While the Williams Lake and District Chamber of Commerce organizes the annual Business Excellence Awards banquet coming up on March 14, the chamber members themselves do not actually judge this event.
This task is performed by a panel of five judges, who independently assess the nominations, and whose identity is only known to the Business Excellence Committee chair who appointed them.
“The nomination process is the single most important component of the awards,” says chamber executive director Claudia Blair.
“The process has been tweaked a little over the years making changes that the judges deemed needed attention or would improve the process.”

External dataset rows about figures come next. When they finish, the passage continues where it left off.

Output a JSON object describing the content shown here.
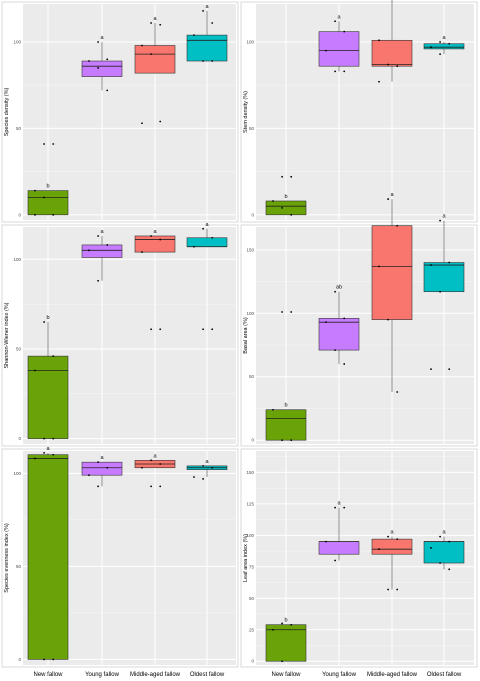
{
  "figure": {
    "categories": [
      "New fallow",
      "Young fallow",
      "Middle-aged fallow",
      "Oldest fallow"
    ],
    "colors": [
      "#6aa307",
      "#c77cff",
      "#f8766d",
      "#00bfc4"
    ]
  },
  "chart_data": [
    {
      "type": "box",
      "id": "species-density",
      "ylabel": "Species density (%)",
      "ylim": [
        -3,
        122
      ],
      "yticks": [
        0,
        50,
        100
      ],
      "categories": [
        "New fallow",
        "Young fallow",
        "Middle-aged fallow",
        "Oldest fallow"
      ],
      "boxes": [
        {
          "q1": 0,
          "median": 10,
          "q3": 14,
          "whisker_low": 0,
          "whisker_high": 14,
          "sig": "b"
        },
        {
          "q1": 80,
          "median": 86,
          "q3": 89,
          "whisker_low": 72,
          "whisker_high": 100,
          "sig": "a"
        },
        {
          "q1": 82,
          "median": 93,
          "q3": 98,
          "whisker_low": 82,
          "whisker_high": 111,
          "sig": "a"
        },
        {
          "q1": 89,
          "median": 101,
          "q3": 104,
          "whisker_low": 89,
          "whisker_high": 118,
          "sig": "a"
        }
      ],
      "points": [
        [
          0,
          41
        ],
        [
          0,
          41
        ],
        [
          0,
          14
        ],
        [
          0,
          10
        ],
        [
          0,
          0
        ],
        [
          0,
          0
        ],
        [
          1,
          100
        ],
        [
          1,
          90
        ],
        [
          1,
          89
        ],
        [
          1,
          85
        ],
        [
          1,
          72
        ],
        [
          2,
          111
        ],
        [
          2,
          110
        ],
        [
          2,
          98
        ],
        [
          2,
          93
        ],
        [
          2,
          54
        ],
        [
          2,
          53
        ],
        [
          3,
          118
        ],
        [
          3,
          111
        ],
        [
          3,
          104
        ],
        [
          3,
          89
        ],
        [
          3,
          89
        ]
      ]
    },
    {
      "type": "box",
      "id": "stem-density",
      "ylabel": "Stem density (%)",
      "ylim": [
        -3,
        122
      ],
      "yticks": [
        0,
        50,
        100
      ],
      "categories": [
        "New fallow",
        "Young fallow",
        "Middle-aged fallow",
        "Oldest fallow"
      ],
      "boxes": [
        {
          "q1": 0,
          "median": 5,
          "q3": 8,
          "whisker_low": 0,
          "whisker_high": 8,
          "sig": "b"
        },
        {
          "q1": 86,
          "median": 95,
          "q3": 106,
          "whisker_low": 83,
          "whisker_high": 112,
          "sig": "a"
        },
        {
          "q1": 86,
          "median": 87,
          "q3": 101,
          "whisker_low": 77,
          "whisker_high": 125,
          "sig": "a"
        },
        {
          "q1": 96,
          "median": 97,
          "q3": 99,
          "whisker_low": 93,
          "whisker_high": 100,
          "sig": "a"
        }
      ],
      "points": [
        [
          0,
          22
        ],
        [
          0,
          22
        ],
        [
          0,
          8
        ],
        [
          0,
          4
        ],
        [
          0,
          0
        ],
        [
          1,
          112
        ],
        [
          1,
          106
        ],
        [
          1,
          95
        ],
        [
          1,
          83
        ],
        [
          1,
          83
        ],
        [
          2,
          125
        ],
        [
          2,
          125
        ],
        [
          2,
          101
        ],
        [
          2,
          87
        ],
        [
          2,
          86
        ],
        [
          2,
          77
        ],
        [
          3,
          100
        ],
        [
          3,
          99
        ],
        [
          3,
          97
        ],
        [
          3,
          93
        ]
      ]
    },
    {
      "type": "box",
      "id": "shannon-wiener",
      "ylabel": "Shannon-Wiener index (%)",
      "ylim": [
        -3,
        118
      ],
      "yticks": [
        0,
        50,
        100
      ],
      "categories": [
        "New fallow",
        "Young fallow",
        "Middle-aged fallow",
        "Oldest fallow"
      ],
      "boxes": [
        {
          "q1": 0,
          "median": 38,
          "q3": 46,
          "whisker_low": 0,
          "whisker_high": 65,
          "sig": "b"
        },
        {
          "q1": 101,
          "median": 105,
          "q3": 108,
          "whisker_low": 88,
          "whisker_high": 113,
          "sig": "a"
        },
        {
          "q1": 104,
          "median": 111,
          "q3": 113,
          "whisker_low": 104,
          "whisker_high": 113,
          "sig": "a"
        },
        {
          "q1": 107,
          "median": 107,
          "q3": 112,
          "whisker_low": 107,
          "whisker_high": 117,
          "sig": "a"
        }
      ],
      "points": [
        [
          0,
          65
        ],
        [
          0,
          46
        ],
        [
          0,
          38
        ],
        [
          0,
          0
        ],
        [
          0,
          0
        ],
        [
          1,
          113
        ],
        [
          1,
          108
        ],
        [
          1,
          105
        ],
        [
          1,
          88
        ],
        [
          2,
          113
        ],
        [
          2,
          111
        ],
        [
          2,
          104
        ],
        [
          2,
          61
        ],
        [
          2,
          61
        ],
        [
          3,
          117
        ],
        [
          3,
          112
        ],
        [
          3,
          107
        ],
        [
          3,
          61
        ],
        [
          3,
          61
        ]
      ]
    },
    {
      "type": "box",
      "id": "basal-area",
      "ylabel": "Basal area (%)",
      "ylim": [
        -3,
        168
      ],
      "yticks": [
        0,
        50,
        100,
        150
      ],
      "categories": [
        "New fallow",
        "Young fallow",
        "Middle-aged fallow",
        "Oldest fallow"
      ],
      "boxes": [
        {
          "q1": 0,
          "median": 17,
          "q3": 24,
          "whisker_low": 0,
          "whisker_high": 24,
          "sig": "b"
        },
        {
          "q1": 71,
          "median": 93,
          "q3": 96,
          "whisker_low": 60,
          "whisker_high": 117,
          "sig": "ab"
        },
        {
          "q1": 95,
          "median": 137,
          "q3": 169,
          "whisker_low": 38,
          "whisker_high": 190,
          "sig": "a"
        },
        {
          "q1": 117,
          "median": 138,
          "q3": 140,
          "whisker_low": 117,
          "whisker_high": 173,
          "sig": "a"
        }
      ],
      "points": [
        [
          0,
          101
        ],
        [
          0,
          101
        ],
        [
          0,
          24
        ],
        [
          0,
          0
        ],
        [
          0,
          0
        ],
        [
          1,
          117
        ],
        [
          1,
          96
        ],
        [
          1,
          93
        ],
        [
          1,
          71
        ],
        [
          1,
          60
        ],
        [
          2,
          190
        ],
        [
          2,
          169
        ],
        [
          2,
          137
        ],
        [
          2,
          95
        ],
        [
          2,
          38
        ],
        [
          3,
          173
        ],
        [
          3,
          140
        ],
        [
          3,
          138
        ],
        [
          3,
          117
        ],
        [
          3,
          56
        ],
        [
          3,
          56
        ]
      ]
    },
    {
      "type": "box",
      "id": "species-evenness",
      "ylabel": "Species evenness index (%)",
      "ylim": [
        -3,
        112
      ],
      "yticks": [
        0,
        50,
        100
      ],
      "categories": [
        "New fallow",
        "Young fallow",
        "Middle-aged fallow",
        "Oldest fallow"
      ],
      "boxes": [
        {
          "q1": 0,
          "median": 108,
          "q3": 110,
          "whisker_low": 0,
          "whisker_high": 111,
          "sig": "a"
        },
        {
          "q1": 99,
          "median": 103,
          "q3": 106,
          "whisker_low": 93,
          "whisker_high": 106,
          "sig": "a"
        },
        {
          "q1": 103,
          "median": 105,
          "q3": 107,
          "whisker_low": 103,
          "whisker_high": 107,
          "sig": "a"
        },
        {
          "q1": 102,
          "median": 103,
          "q3": 104,
          "whisker_low": 98,
          "whisker_high": 104,
          "sig": "a"
        }
      ],
      "points": [
        [
          0,
          111
        ],
        [
          0,
          110
        ],
        [
          0,
          108
        ],
        [
          0,
          0
        ],
        [
          0,
          0
        ],
        [
          1,
          106
        ],
        [
          1,
          103
        ],
        [
          1,
          99
        ],
        [
          1,
          93
        ],
        [
          2,
          107
        ],
        [
          2,
          105
        ],
        [
          2,
          103
        ],
        [
          2,
          93
        ],
        [
          2,
          93
        ],
        [
          3,
          104
        ],
        [
          3,
          103
        ],
        [
          3,
          98
        ],
        [
          3,
          97
        ]
      ]
    },
    {
      "type": "box",
      "id": "leaf-area",
      "ylabel": "Leaf area index (%)",
      "ylim": [
        -3,
        167
      ],
      "yticks": [
        0,
        25,
        50,
        75,
        100,
        125,
        150
      ],
      "categories": [
        "New fallow",
        "Young fallow",
        "Middle-aged fallow",
        "Oldest fallow"
      ],
      "boxes": [
        {
          "q1": 0,
          "median": 25,
          "q3": 29,
          "whisker_low": 0,
          "whisker_high": 29,
          "sig": "b"
        },
        {
          "q1": 85,
          "median": 95,
          "q3": 95,
          "whisker_low": 80,
          "whisker_high": 122,
          "sig": "a"
        },
        {
          "q1": 85,
          "median": 89,
          "q3": 97,
          "whisker_low": 57,
          "whisker_high": 99,
          "sig": "a"
        },
        {
          "q1": 78,
          "median": 95,
          "q3": 95,
          "whisker_low": 73,
          "whisker_high": 99,
          "sig": "a"
        }
      ],
      "points": [
        [
          0,
          30
        ],
        [
          0,
          29
        ],
        [
          0,
          25
        ],
        [
          0,
          0
        ],
        [
          1,
          122
        ],
        [
          1,
          122
        ],
        [
          1,
          95
        ],
        [
          1,
          80
        ],
        [
          2,
          99
        ],
        [
          2,
          97
        ],
        [
          2,
          89
        ],
        [
          2,
          57
        ],
        [
          2,
          57
        ],
        [
          3,
          99
        ],
        [
          3,
          95
        ],
        [
          3,
          90
        ],
        [
          3,
          78
        ],
        [
          3,
          73
        ]
      ]
    }
  ]
}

Every year the chamber strikes a Business Excellence Committee to oversee all aspects of the event including the awards nomination and judging process.

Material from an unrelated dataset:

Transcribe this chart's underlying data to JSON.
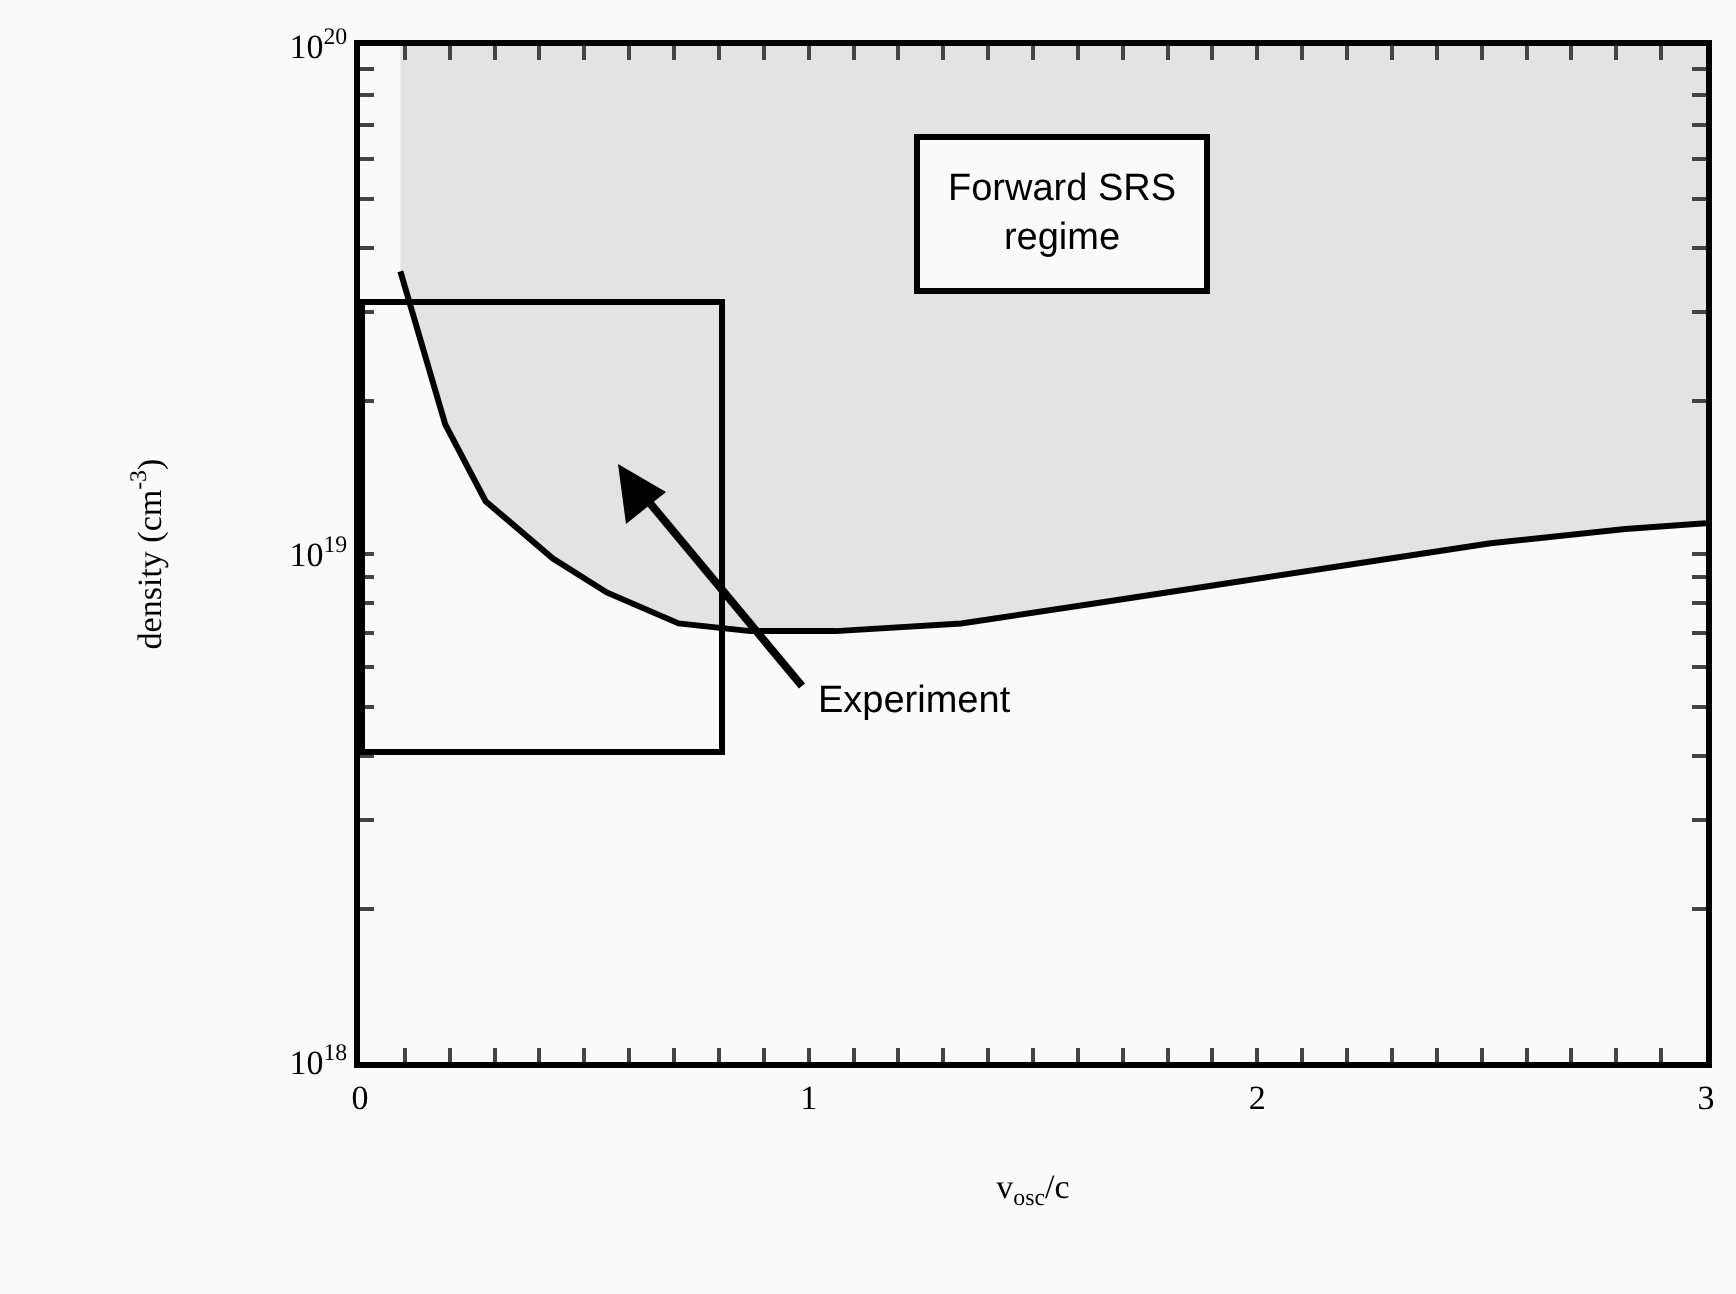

The actual judging of nominations is done by an independent panel of five adjudicators selected by the particular year’s Business Excellence Committee chair.
Blair emphasizes that chamber board members are never involved in judging.

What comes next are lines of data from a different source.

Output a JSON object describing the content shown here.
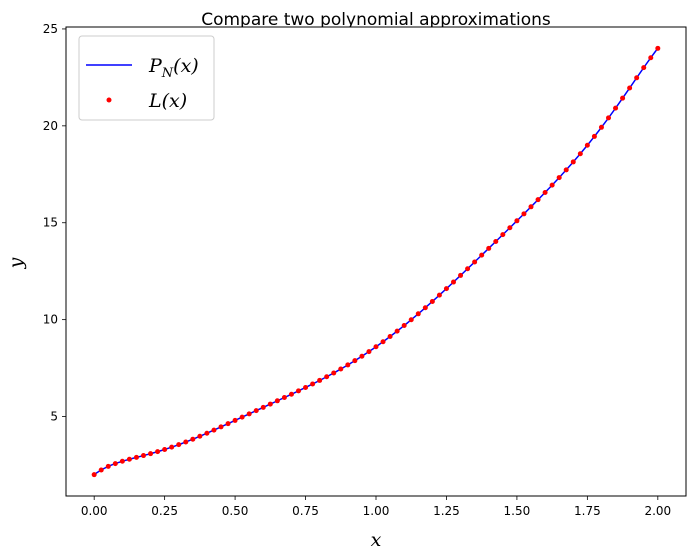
{
  "chart_data": {
    "type": "line",
    "title": "Compare two polynomial approximations",
    "xlabel": "x",
    "ylabel": "y",
    "xlim": [
      -0.1,
      2.1
    ],
    "ylim": [
      0.9,
      25.1
    ],
    "xticks": [
      "0.00",
      "0.25",
      "0.50",
      "0.75",
      "1.00",
      "1.25",
      "1.50",
      "1.75",
      "2.00"
    ],
    "yticks": [
      "5",
      "10",
      "15",
      "20",
      "25"
    ],
    "grid": false,
    "legend": {
      "position": "top-left",
      "entries": [
        {
          "label_base": "P",
          "label_sub": "N",
          "label_tail": "(x)",
          "color": "#0000ff",
          "style": "line"
        },
        {
          "label_base": "L",
          "label_sub": "",
          "label_tail": "(x)",
          "color": "#ff0000",
          "style": "dots"
        }
      ]
    },
    "x_range": [
      0,
      2
    ],
    "x": [
      0.0,
      0.25,
      0.5,
      0.75,
      1.0,
      1.25,
      1.5,
      1.75,
      2.0
    ],
    "series": [
      {
        "name": "P_N(x)",
        "type": "line",
        "color": "#0000ff",
        "values": [
          2.0,
          3.3,
          4.8,
          6.5,
          8.6,
          11.6,
          15.1,
          19.0,
          24.0
        ]
      },
      {
        "name": "L(x)",
        "type": "scatter",
        "color": "#ff0000",
        "values": [
          2.0,
          3.3,
          4.8,
          6.5,
          8.6,
          11.6,
          15.1,
          19.0,
          24.0
        ],
        "point_count": 81
      }
    ]
  }
}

The committee chair normally chooses the judges from the city proper area in recognition of volunteer time required.
In order to maintain a completely unbiased process the names of the judges are only known to the committee chair, Blair says. The judges’ names are not known to each other, or to any other chamber members or staff.
In order to try and prevent any conflicts in selecting the judges, the committee chair reads all of the nomination papers before selecting the judges.
That way he or she can try to select judges that are not nominated themselves for an award, did not nominate anyone for an award and are not in conflict in other ways such as being an employee of a company nominated.
“It isn’t a perfect system by any means, especially when we work in a small community where most everyone knows everyone,” Blair says. “We have changed it up a little over the years and tried to get better at what we do to be as fair as possible.
Each judge selected is given a package with all of the nominations in it, along with the judging criteria and a point system with which to evaluate each nomination.
Each judge reviews and evaluates the nominations independently and tabulates their marks on the judging sheets provided. Judges may also add comments or concerns.
The committee chair re-checks the judge’s tabulations before giving them to Blair and her staff to check again. The highest score wins the award in each category.
The Business Excellence Awards night is coming up at the Elks Hall on March 14.
Businesses nominated for the Business Excellence Awards do not have to be chamber members. Anyone can also nominate a business for an award.
“Sometimes the biggest challenge in the nomination process is getting people to nominate others,” Blair says.